The Florey Institute of Neuroscience and Mental Health is one of the world's top 10 brain research centres. The organisation is the result of four medical research institutes uniting to find cures for brain disease.

Fred Mendelsohn

The Florey Institute of Neuroscience and Mental Health (The Florey) is the largest brain research group in the Southern Hemisphere and is one of the world’s top 10 brain research centres. The Florey is located in two state-of-the-art research facilities, one at the University of Melbourne in Parkville and the other at the Austin Hospital in Heidelberg.

The Institute is named to honour Professor Howard Florey who was an Australian pharmacologist and pathologist and is regarded by the Australian scientific and medical community as one of its greatest scientists. Howard Florey shared the Nobel Prize in Physiology or Medicine in 1945 with Sir Ernst Boris Chain and Sir Alexander Fleming for his role in the making of penicillin. Fleming first observed the antibiotic properties of the mould that makes penicillin, but it was Chain and Florey who developed it into a useful treatment ,with Florey conducting the first ever clinical trials of penicillin at the Radcliffe Infirmary in Oxford in 1941.

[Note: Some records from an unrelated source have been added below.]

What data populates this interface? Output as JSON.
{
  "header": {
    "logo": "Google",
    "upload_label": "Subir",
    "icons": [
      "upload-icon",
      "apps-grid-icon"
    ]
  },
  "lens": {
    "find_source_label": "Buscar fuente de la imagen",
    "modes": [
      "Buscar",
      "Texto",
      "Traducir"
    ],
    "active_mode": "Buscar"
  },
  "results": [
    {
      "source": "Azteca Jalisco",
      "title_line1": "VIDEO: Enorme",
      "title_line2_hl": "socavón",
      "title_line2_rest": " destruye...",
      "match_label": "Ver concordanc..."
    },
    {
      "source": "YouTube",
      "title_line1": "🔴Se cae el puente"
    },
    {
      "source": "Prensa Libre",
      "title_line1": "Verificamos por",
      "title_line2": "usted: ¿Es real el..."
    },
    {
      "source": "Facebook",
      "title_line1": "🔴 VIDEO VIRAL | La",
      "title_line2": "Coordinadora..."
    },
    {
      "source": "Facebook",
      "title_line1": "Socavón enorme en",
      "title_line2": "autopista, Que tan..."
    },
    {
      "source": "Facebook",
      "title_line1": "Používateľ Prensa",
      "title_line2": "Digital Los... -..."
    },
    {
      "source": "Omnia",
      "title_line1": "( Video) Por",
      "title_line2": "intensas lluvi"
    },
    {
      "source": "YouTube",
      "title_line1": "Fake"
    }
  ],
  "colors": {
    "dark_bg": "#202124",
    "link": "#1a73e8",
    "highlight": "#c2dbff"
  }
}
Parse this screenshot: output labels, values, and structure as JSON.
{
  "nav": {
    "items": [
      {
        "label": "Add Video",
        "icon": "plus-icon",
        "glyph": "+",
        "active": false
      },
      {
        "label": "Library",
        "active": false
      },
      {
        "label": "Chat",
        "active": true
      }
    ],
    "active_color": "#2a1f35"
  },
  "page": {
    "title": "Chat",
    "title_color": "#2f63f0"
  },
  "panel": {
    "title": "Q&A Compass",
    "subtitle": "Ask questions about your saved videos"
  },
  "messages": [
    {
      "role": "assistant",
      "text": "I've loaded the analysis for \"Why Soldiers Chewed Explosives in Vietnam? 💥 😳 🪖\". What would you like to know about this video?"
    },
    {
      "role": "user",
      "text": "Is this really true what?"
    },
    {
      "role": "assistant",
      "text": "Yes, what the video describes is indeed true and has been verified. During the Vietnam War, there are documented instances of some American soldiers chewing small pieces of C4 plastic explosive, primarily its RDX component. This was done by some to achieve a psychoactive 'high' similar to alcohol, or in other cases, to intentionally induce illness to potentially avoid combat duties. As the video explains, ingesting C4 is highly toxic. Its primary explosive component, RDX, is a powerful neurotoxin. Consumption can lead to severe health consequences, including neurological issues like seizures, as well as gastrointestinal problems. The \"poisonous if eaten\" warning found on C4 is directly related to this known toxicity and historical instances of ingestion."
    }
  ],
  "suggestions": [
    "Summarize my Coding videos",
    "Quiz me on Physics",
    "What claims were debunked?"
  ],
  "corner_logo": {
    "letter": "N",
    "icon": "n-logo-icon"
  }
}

Now focussed on neuroscience, the Florey Institute of Neuroscience and Mental Health is an amalgam of the Howard Florey Institute, the Mental Health Research Institute, the National Stroke Research Institute and the Brain Research Institute and is focussed on finding cures for brain disease.
Our teams work on a range of serious diseases including stroke, epilepsy, Alzheimer’s disease, Parkinson’s disease, multiple sclerosis, Huntington’s disease, motor neurone disease, traumatic brain and spinal cord injury, depression, schizophrenia, mental illness and addiction.  We are world leaders in imaging technology, stroke rehabilitation and epidemiological studies.  

Over the past 10 years research into the brain and its diseases has gained considerable momentum internationally.  Many scientific and technological advancements have been made, and much of our work has been centre stage.  Our scientific home is a hive of activity with researchers coming from around the globe to work at the Florey.